Vanille c’était moi et Chocolat mon frère. C’était comme ça, on était ses deux bouboules de glace préférées. Quand elle était de bonne humeur et qu’il n’y avait rien de prévu à manger le dimanche soir, on descendait en bus dans le centre-ville de St Pierre, on se bâfrait de cornets qui coulaient entre nos jambes, assis sur le trottoir, en face du glacier. Depuis Antoine a fondu. Pas moi.
J’ai gardé cette boule, pour être plus exacte je crois que je me suis formée tout entière autour de cette boule originelle, comme si tout mon être était le résultat de cet effet boule de neige. J’ai augmenté en volume parce que j’ai roulé le caillou noir de cette enfance dans les couches sordides de mon existence.
J’ai envie de les déchirer, de les découper ces vêtements d’apparat, ces oripeaux d’opérette, d’en faire des torchons pour terminer les carreaux.
Bien sûr, un mois après l’émission, tout avait commencé à craqueler comme un vernis mal séché. La robe en soie noire vite tachée ne passait pas à la machine et pas les moyens d’aller toujours courir au pressing. Elle l’avait finalement rangée, pas l’occasion de la mettre. Elle ne pouvait pas tenir toute la journée au marché sur la pointe des pieds dans ces putains de bottines. Puis ses cheveux blancs avaient repoussé, sa silhouette s’était encore plus affaissée, les rides colmatées s’étaient vengées. Je crois maintenant que la vieillesse et l’obésité, un temps cachées, avaient continué à couler en elle en prenant toute la force d’une rivière souterraine. Le jaillissement de sa décrépitude quelques mois plus tard lui avait été fatal. Le torrent avait tout emporté avec lui, mon père, la maison, son travail et même sa belle-sœur Bernadette, tenue responsable du fiasco.

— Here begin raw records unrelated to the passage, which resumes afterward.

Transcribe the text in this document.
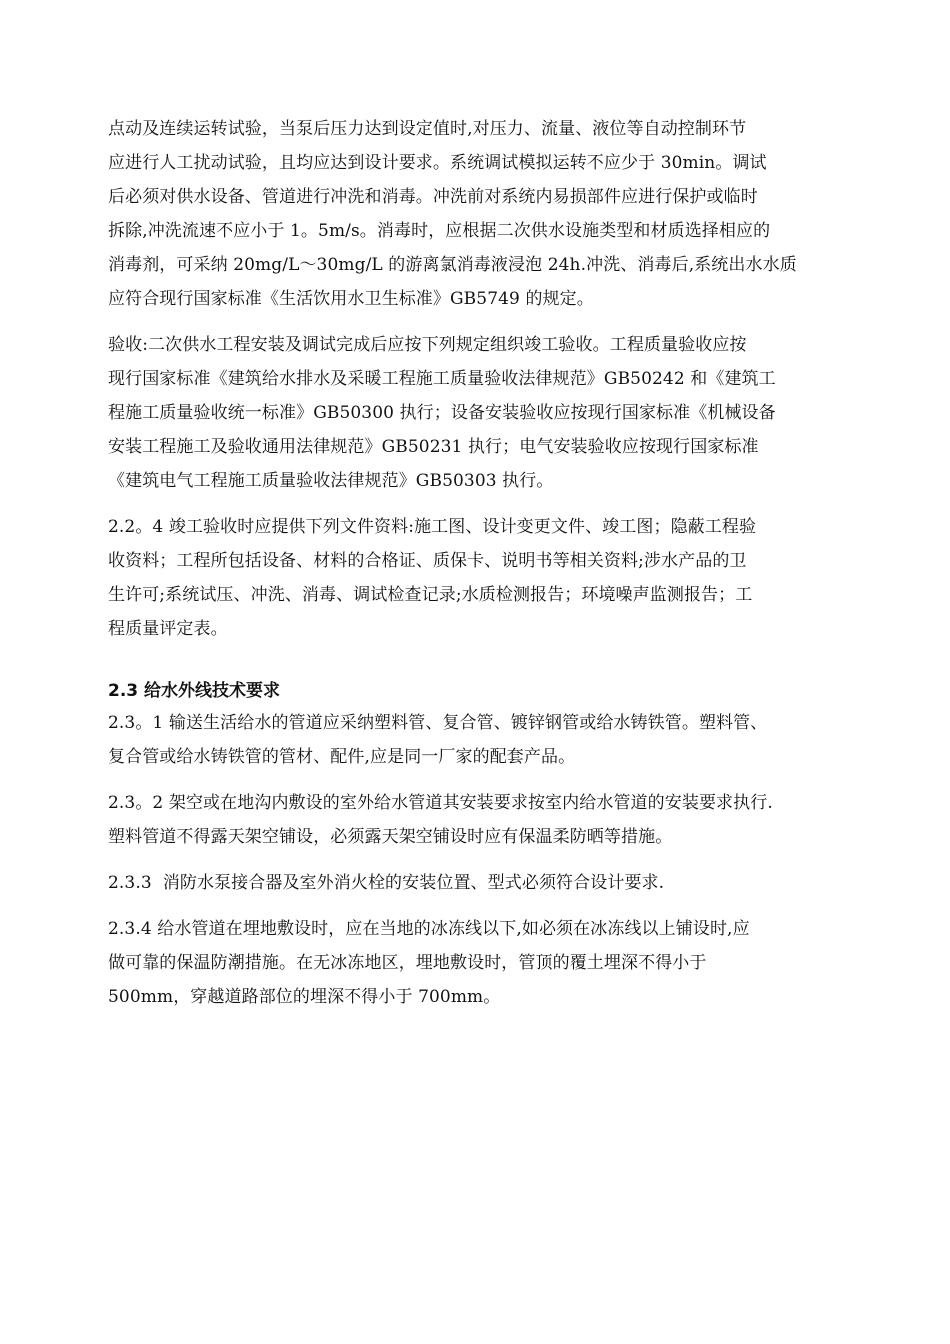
点动及连续运转试验，当泵后压力达到设定值时,对压力、流量、液位等自动控制环节
应进行人工扰动试验，且均应达到设计要求。系统调试模拟运转不应少于 30min。调试
后必须对供水设备、管道进行冲洗和消毒。冲洗前对系统内易损部件应进行保护或临时
拆除,冲洗流速不应小于 1。5m/s。消毒时，应根据二次供水设施类型和材质选择相应的
消毒剂，可采纳 20mg/L～30mg/L 的游离氯消毒液浸泡 24h.冲洗、消毒后,系统出水水质
应符合现行国家标准《生活饮用水卫生标准》GB5749 的规定。

验收:二次供水工程安装及调试完成后应按下列规定组织竣工验收。工程质量验收应按
现行国家标准《建筑给水排水及采暖工程施工质量验收法律规范》GB50242 和《建筑工
程施工质量验收统一标准》GB50300 执行；设备安装验收应按现行国家标准《机械设备
安装工程施工及验收通用法律规范》GB50231 执行；电气安装验收应按现行国家标准
《建筑电气工程施工质量验收法律规范》GB50303 执行。

2.2。4 竣工验收时应提供下列文件资料:施工图、设计变更文件、竣工图；隐蔽工程验
收资料；工程所包括设备、材料的合格证、质保卡、说明书等相关资料;涉水产品的卫
生许可;系统试压、冲洗、消毒、调试检查记录;水质检测报告；环境噪声监测报告；工
程质量评定表。

2.3 给水外线技术要求

2.3。1 输送生活给水的管道应采纳塑料管、复合管、镀锌钢管或给水铸铁管。塑料管、
复合管或给水铸铁管的管材、配件,应是同一厂家的配套产品。

2.3。2 架空或在地沟内敷设的室外给水管道其安装要求按室内给水管道的安装要求执行.
塑料管道不得露天架空铺设，必须露天架空铺设时应有保温柔防晒等措施。

2.3.3  消防水泵接合器及室外消火栓的安装位置、型式必须符合设计要求.

2.3.4 给水管道在埋地敷设时，应在当地的冰冻线以下,如必须在冰冻线以上铺设时,应
做可靠的保温防潮措施。在无冰冻地区，埋地敷设时，管顶的覆土埋深不得小于
500mm，穿越道路部位的埋深不得小于 700mm。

Mais Antoine et moi nous sommes restés dans sa flaque, on n’avait pas le choix. C’était comme ça.
J’ai jusqu’à 17 h pour rendre les clés. Le type de l’agence va passer faire l’état des lieux de cet appartement merdique. Je vais finir de le nettoyer, ça me fait du bien. Je me suis lavée avec. Le mec des encombrants ne va pas tarder et après je passe un coup de toile final. Elle est morte ici, elle qui voulait retourner dans sa Manche natale. Jamais eu le courage ou la volonté. « Je suis réunionnaise que pour la forme ! » qu’elle plaisantait souvent. Ça la secouait à chaque fois d’un rire croisé de toux. Mais je crois que c’était vrai, son attachement à l’île se résumait au fait qu’elle était énorme.

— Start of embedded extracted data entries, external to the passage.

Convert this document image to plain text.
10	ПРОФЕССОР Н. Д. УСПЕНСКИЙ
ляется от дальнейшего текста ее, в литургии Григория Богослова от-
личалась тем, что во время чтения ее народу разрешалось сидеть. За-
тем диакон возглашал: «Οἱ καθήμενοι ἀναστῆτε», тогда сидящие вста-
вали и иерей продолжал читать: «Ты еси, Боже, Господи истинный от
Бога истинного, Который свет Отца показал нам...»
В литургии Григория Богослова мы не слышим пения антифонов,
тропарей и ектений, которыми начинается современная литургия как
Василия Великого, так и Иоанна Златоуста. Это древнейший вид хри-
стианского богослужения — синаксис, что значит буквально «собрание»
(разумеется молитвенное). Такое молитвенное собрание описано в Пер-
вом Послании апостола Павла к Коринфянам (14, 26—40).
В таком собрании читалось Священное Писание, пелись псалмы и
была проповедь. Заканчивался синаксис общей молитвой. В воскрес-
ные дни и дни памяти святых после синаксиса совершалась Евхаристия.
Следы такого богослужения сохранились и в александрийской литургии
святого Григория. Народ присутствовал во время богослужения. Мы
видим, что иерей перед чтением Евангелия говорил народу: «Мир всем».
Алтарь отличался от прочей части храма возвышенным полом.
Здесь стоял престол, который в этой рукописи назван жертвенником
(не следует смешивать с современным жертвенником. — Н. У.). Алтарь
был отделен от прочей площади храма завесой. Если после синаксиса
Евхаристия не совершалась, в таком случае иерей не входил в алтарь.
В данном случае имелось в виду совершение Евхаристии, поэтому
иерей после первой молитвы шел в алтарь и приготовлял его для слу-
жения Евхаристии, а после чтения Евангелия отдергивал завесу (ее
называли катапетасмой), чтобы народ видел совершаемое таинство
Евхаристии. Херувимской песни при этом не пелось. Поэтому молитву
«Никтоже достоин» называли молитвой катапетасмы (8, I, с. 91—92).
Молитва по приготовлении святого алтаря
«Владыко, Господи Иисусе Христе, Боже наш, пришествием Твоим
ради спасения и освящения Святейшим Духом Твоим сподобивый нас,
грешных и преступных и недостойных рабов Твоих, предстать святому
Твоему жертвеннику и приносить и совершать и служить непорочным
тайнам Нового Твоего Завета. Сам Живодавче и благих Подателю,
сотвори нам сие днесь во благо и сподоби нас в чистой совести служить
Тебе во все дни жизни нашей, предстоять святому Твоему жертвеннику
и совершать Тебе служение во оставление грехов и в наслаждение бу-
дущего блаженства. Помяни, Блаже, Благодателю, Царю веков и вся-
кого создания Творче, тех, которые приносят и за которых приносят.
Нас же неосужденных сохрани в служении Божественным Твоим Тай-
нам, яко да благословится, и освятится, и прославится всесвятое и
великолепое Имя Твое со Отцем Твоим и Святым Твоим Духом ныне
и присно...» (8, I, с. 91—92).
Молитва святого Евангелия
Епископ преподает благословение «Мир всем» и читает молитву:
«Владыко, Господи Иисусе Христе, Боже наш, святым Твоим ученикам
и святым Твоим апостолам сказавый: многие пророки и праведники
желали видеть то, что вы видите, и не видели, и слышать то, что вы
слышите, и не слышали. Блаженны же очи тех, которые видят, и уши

Je fais quoi de cet attirail de fausse femme fatale ? Je l’envoie à mon père, comme le plus beau souvenir de ma mère pimpante ? Méchant.

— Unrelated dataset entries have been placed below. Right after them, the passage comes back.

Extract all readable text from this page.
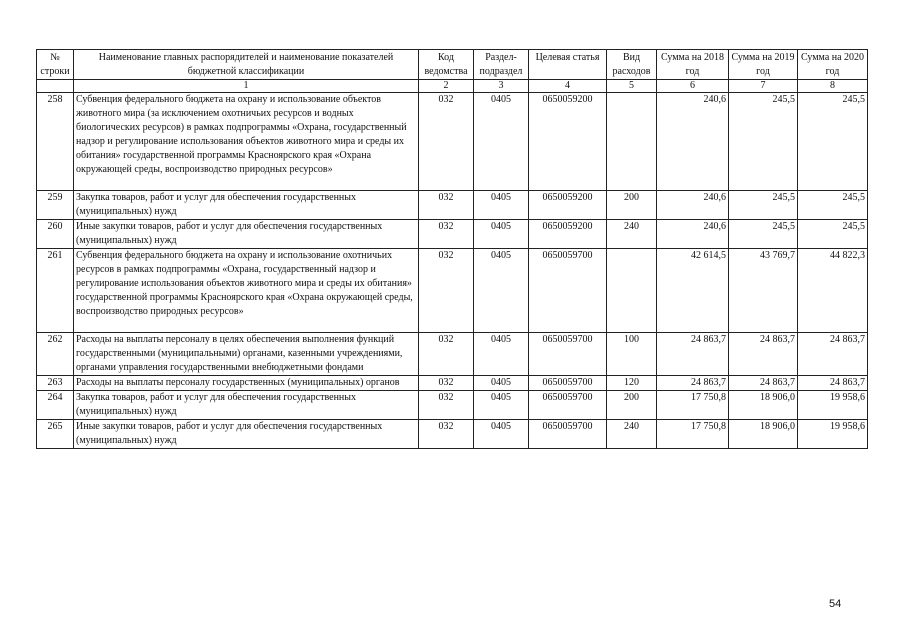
№ строки	Наименование главных распорядителей и наименование показателей бюджетной классификации	Код ведомства	Раздел-подраздел	Целевая статья	Вид расходов	Сумма на 2018 год	Сумма на 2019 год	Сумма на 2020 год
	1	2	3	4	5	6	7	8
258	Субвенция федерального бюджета на охрану и использование объектов животного мира (за исключением охотничьих ресурсов и водных биологических ресурсов) в рамках подпрограммы «Охрана, государственный надзор и регулирование использования объектов животного мира и среды их обитания» государственной программы Красноярского края «Охрана окружающей среды, воспроизводство природных ресурсов»	032	0405	0650059200		240,6	245,5	245,5
259	Закупка товаров, работ и услуг для обеспечения государственных (муниципальных) нужд	032	0405	0650059200	200	240,6	245,5	245,5
260	Иные закупки товаров, работ и услуг для обеспечения государственных (муниципальных) нужд	032	0405	0650059200	240	240,6	245,5	245,5
261	Субвенция федерального бюджета на охрану и использование охотничьих ресурсов в рамках подпрограммы «Охрана, государственный надзор и регулирование использования объектов животного мира и среды их обитания» государственной программы Красноярского края «Охрана окружающей среды, воспроизводство природных ресурсов»	032	0405	0650059700		42 614,5	43 769,7	44 822,3
262	Расходы на выплаты персоналу в целях обеспечения выполнения функций государственными (муниципальными) органами, казенными учреждениями, органами управления государственными внебюджетными фондами	032	0405	0650059700	100	24 863,7	24 863,7	24 863,7
263	Расходы на выплаты персоналу государственных (муниципальных) органов	032	0405	0650059700	120	24 863,7	24 863,7	24 863,7
264	Закупка товаров, работ и услуг для обеспечения государственных (муниципальных) нужд	032	0405	0650059700	200	17 750,8	18 906,0	19 958,6
265	Иные закупки товаров, работ и услуг для обеспечения государственных (муниципальных) нужд	032	0405	0650059700	240	17 750,8	18 906,0	19 958,6
54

Je le donne au Secours Catholique ? J’ai peur que ces nippes portent malheur sur celle ou celui qui les enfile. Les femmes et les hommes pauvres font partie de ma planète et elle ne s’appelle pas Vénus mais Obésitus Diabètus. Je ne peux pas les empoisonner avec ce paquet pourri de la grande illusion.
Je sais, enfin je crois. Je vais les déposer devant la porte du Théâtre au Tampon. Pas loin d’ici. Ses vêtements resteront ce qu’ils ont toujours été. Les costumes et accessoires d’une scène de vie qui n’était que rêve et tromperie. Un mirage de richesse pour griser et calmer les humbles. Ma mère dupée est morte en Cendrillon et en haillons, la haine rivée dans son sein gauche.